Hmm, yes, it has a better progress 8 score and overall results than The Royal Harbour Academy, doesn't it? I think I'd rather there than Ramsgate! Grin And how about Canterbury - areas of deprivation, but considerably wealthier than Southampton. Spires Academy doesn't look too promising. Anyone would think you can get bad schools anywhere, and in selective areas, one wonders how the brighter kids in the bad non-selectives maintain aspirations, if it is considered so bloody important to have good examples around you to be able to achieve.

mountford100 · 06/11/2017 09:04

I thought The Royal Harbour was a 5 Star Resort and Spa !

What's the point of a grand name if it only achieves 5% at level 5 English/Maths.

No doubt the building probably looks like a Five Star Hotel !

UsernameMum · 06/11/2017 09:09

Sitting between Dover and Thanet you’ll find the very naice 16th C town of Sandwich.

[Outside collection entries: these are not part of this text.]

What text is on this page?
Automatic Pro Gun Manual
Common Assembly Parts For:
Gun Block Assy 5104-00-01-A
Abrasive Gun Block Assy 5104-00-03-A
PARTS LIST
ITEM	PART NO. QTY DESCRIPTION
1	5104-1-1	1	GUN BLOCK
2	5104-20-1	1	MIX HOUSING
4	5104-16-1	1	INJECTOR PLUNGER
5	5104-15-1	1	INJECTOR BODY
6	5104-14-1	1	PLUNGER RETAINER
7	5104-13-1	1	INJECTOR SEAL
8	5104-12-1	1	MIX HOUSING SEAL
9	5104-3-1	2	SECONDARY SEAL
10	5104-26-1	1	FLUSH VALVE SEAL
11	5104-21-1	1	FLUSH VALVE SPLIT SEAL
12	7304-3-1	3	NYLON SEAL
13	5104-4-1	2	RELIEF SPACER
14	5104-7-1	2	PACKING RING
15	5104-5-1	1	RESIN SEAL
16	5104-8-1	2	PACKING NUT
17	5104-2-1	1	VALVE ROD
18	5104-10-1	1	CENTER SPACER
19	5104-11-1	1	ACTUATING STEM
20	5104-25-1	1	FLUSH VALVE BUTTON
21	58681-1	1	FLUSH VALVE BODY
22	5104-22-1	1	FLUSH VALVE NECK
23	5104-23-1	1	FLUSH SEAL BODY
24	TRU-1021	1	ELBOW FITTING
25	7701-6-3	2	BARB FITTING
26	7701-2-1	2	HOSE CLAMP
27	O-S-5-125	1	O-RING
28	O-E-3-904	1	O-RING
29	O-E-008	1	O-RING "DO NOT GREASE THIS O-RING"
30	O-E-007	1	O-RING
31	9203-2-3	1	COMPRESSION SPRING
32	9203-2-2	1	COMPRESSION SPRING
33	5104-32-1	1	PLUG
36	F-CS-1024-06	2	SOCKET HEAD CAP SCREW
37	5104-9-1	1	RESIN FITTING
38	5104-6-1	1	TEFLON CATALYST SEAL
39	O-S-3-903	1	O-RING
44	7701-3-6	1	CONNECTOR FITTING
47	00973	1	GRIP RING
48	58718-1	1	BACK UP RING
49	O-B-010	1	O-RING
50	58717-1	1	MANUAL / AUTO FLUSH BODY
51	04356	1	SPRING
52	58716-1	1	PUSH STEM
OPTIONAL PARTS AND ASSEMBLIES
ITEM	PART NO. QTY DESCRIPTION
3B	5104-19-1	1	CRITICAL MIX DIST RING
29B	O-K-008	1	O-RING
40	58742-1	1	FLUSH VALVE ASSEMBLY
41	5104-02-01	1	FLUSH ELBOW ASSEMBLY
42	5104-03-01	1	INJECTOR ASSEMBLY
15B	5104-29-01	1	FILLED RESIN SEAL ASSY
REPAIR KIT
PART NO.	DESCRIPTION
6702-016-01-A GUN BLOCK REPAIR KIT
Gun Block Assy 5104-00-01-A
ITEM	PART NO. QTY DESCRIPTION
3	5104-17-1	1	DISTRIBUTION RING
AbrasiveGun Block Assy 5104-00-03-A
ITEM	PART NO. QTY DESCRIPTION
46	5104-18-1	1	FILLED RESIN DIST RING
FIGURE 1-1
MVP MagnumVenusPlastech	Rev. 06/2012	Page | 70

The grammar school there (boarding too) is where all the local naice kids go after being tutored to get in of course. Approx 20% come from the local preps. The Kent coast isn’t all bad!

UsernameMum · 06/11/2017 09:10

Duh. Missed out the name. It’s Sir Roger Manwoods.

vik2017 · 06/11/2017 10:11

@MumTryingHerBest: No, they are not a random list rather based on two criteria:

  1. London commute
  2. www.independent.co.uk/news/education/education-news/gcse-results-2016-best-state-schools-top-100-grades-uk-secondary-where-are-a7211931.html
OP posts:
Clavinova · 06/11/2017 10:13

Canterbury has the 2nd highest rate of children in care in Kent and Dover/East Kent coast has a problem generally with asylum seeking, unaccompanied minors.

Move into the catchment area for Tunbridge Wells Grammar School for Boys op (TWGS boys would be your 3rd choice grammar), within the catchment area for Judd Grammar School (both schools have pretty wide catchment areas) and your ds will also be eligible for Skinners' Grammar School. Send your ds to a state junior school, tutor for one year, then a private senior school if he doesn't get a grammar school place - you haven't convinced me that you would accept any comprehensive school.

Clavinova · 06/11/2017 10:20

DS1 taught himself NVR/VR in the summer holidays with a 2 month subscription to Bond online (£6 per month) because we are too dumb to teach him - some people might call this 'home educating' Smile

He did go to a private prep school though (currently at a selective, private secondary school) which at the time didn't teach any NVR/VR - they do a bit now because the private senior schools have introduced computer pre-tests.

vik2017 · 06/11/2017 10:21

@KichenDancefloor: As I have mentioned this is not a random list and I dont think this is a case. It depends if you push you DC very hard but I have no intention of doing that. I will do whatever I can to get him to grammar but its DS to decide and if he does not want to then I have no issues and NO TEARS drama and all. Then will go to indi as good as we could found.

OP posts:
nancy75 · 06/11/2017 10:43

Op, In your position I would focus more on where you actually want to live (and where you can afford a house) then take the schools into account. Some of the schools mentioned here are in areas that are not seen as being as nice to live in as others, and house prices will reflect that. I’m not being horrible about Medway areas, I don’t know them at all other than to know a house in Somewhere like Rochester is going to cost an awful lot less than a house in Tunbridge Wells.